The beauty of open source is making code freely available. The curse is trying to organize the chaos that code development can evolve into. CVS, the Concurrent Version System, is an open source tool for managing and distributing source code. It allows multiple users dispersed over a wide geographic area to work on the same file at the same time, using a shared directory. Under CVS, multiple users can check out files from a directory tree, make changes, and then commit those changes back into the directory. CVS is a pivotal tool on many projects involving information or software, whether in-house or conducted over the Internet.The CVS Pocket Reference is a quick reference guide to help administrators and users set up and manage source code development. This small book delivers the core concepts of version control along with a complete command reference and guide to configuration and repository set up. The book includes:
A version control primer that teaches the general concepts of version control and how it applies to CVS.

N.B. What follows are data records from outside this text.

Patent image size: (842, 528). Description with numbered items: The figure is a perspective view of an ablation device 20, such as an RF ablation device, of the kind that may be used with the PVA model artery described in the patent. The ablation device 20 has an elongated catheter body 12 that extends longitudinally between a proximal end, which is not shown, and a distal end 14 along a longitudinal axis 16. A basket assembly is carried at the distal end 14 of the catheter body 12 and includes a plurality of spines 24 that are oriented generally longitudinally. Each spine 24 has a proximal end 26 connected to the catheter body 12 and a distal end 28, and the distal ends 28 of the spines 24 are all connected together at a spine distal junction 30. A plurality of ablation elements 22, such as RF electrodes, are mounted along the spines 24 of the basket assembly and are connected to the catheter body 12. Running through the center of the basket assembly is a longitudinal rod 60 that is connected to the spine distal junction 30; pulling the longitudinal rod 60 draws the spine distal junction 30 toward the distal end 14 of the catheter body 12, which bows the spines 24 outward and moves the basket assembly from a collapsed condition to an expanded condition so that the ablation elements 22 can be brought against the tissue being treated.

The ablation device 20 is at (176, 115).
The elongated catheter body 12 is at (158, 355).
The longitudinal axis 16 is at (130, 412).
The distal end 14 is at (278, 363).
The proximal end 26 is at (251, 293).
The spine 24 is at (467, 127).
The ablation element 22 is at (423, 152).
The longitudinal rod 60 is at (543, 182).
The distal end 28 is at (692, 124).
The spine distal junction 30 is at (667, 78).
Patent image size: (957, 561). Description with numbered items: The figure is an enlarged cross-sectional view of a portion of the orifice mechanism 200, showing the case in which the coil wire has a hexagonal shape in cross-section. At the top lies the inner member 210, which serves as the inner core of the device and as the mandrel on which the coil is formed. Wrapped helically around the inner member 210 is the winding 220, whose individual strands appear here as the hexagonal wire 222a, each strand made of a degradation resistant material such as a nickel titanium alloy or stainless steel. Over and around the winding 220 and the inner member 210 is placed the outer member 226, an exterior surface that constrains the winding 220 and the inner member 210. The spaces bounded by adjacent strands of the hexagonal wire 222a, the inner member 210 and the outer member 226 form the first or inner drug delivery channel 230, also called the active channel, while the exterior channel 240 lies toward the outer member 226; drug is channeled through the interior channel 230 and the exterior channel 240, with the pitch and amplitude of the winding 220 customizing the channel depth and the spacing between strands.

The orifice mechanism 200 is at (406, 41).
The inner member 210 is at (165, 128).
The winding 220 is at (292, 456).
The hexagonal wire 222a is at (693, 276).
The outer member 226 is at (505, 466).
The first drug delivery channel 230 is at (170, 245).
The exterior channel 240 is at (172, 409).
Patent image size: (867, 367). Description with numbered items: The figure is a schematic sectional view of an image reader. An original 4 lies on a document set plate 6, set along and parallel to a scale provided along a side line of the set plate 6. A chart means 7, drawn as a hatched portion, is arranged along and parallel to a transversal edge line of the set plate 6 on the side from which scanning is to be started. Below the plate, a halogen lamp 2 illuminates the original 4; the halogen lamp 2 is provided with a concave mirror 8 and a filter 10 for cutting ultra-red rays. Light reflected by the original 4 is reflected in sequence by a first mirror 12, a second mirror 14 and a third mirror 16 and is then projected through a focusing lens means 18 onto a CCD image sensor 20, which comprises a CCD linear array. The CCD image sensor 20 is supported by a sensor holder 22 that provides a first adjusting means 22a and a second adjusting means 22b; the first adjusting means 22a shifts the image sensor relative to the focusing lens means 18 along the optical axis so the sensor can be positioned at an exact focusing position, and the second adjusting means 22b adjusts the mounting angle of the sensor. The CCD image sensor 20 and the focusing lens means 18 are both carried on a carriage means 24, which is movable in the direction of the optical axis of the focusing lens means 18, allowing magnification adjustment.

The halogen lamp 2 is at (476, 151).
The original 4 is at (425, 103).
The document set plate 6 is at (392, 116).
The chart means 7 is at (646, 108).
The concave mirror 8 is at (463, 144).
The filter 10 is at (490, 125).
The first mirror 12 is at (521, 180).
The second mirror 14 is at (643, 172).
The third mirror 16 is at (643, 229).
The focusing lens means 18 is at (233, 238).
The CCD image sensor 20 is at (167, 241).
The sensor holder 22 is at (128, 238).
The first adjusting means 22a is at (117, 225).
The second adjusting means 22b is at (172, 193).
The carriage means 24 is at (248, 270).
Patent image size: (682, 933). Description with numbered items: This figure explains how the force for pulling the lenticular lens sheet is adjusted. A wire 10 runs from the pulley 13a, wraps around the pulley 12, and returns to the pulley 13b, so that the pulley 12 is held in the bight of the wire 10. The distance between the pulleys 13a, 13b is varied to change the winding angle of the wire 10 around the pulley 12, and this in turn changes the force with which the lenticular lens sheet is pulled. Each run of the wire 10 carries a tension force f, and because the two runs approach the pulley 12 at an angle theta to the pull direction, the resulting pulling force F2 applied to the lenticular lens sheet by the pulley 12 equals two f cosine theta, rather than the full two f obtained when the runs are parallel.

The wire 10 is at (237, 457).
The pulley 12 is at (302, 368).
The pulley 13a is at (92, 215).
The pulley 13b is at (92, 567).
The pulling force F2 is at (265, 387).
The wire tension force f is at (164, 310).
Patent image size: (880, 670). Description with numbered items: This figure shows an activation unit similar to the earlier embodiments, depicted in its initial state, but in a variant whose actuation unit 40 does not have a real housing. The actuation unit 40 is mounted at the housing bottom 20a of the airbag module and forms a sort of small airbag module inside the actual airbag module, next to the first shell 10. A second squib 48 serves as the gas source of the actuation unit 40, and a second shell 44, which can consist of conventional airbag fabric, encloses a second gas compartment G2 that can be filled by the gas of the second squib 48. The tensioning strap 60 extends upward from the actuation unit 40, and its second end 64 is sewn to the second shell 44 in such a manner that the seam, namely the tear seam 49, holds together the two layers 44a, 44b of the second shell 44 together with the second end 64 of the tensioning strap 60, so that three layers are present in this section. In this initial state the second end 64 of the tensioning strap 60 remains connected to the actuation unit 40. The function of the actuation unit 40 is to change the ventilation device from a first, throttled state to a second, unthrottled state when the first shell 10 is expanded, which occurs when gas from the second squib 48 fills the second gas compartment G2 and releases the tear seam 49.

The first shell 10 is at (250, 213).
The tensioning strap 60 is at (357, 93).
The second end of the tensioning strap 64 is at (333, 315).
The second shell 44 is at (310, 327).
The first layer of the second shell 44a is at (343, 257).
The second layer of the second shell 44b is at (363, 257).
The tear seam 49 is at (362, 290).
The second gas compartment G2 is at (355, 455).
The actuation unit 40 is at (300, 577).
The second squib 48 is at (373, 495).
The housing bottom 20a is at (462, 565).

Instructions on how to install and configure CVS for Unix®-like operating systems.
Administrator and user sections, with complete listings of their respective commands and options for configuring and using CVS.
Details on how to import files from RCS and SCCS directories into CVS.
References to related useful materials.
Much more than a quick list of commands and options, this little book is packed with a surprising amount of detail--including an overview of background concepts, thorough descriptions on how to use and administer a CVS repository, and discussions of CVS-related files and how to manage them--all in a convenient reference format. This edition covers the CVS 1.11 and includes new commands for querying a central CVS repository, new configuration parameters, and new options for setting up a server for remote access. The book is a perfect companion for open source developers. The CVS Pocket Reference also contains tips on common tasks, such as converting projects from other revision control formats to CVS. It's an absolute must for developers who need an on-the-job guide for quick answers to CVS dilemmas.
Gregor N. Purdy is a consultant, author, trainer, and lecturer on large-scale decision support system requirements, design, and implementation. He is also the author of various Perl modules and the Perl Shell. He uses CVS to manage his personal projects and those of his clients. He is also a contributor to the Comprehensive Perl Archive Network (CPAN) and to the ongoing development of the new Perl 6 virtual machine, Parrot.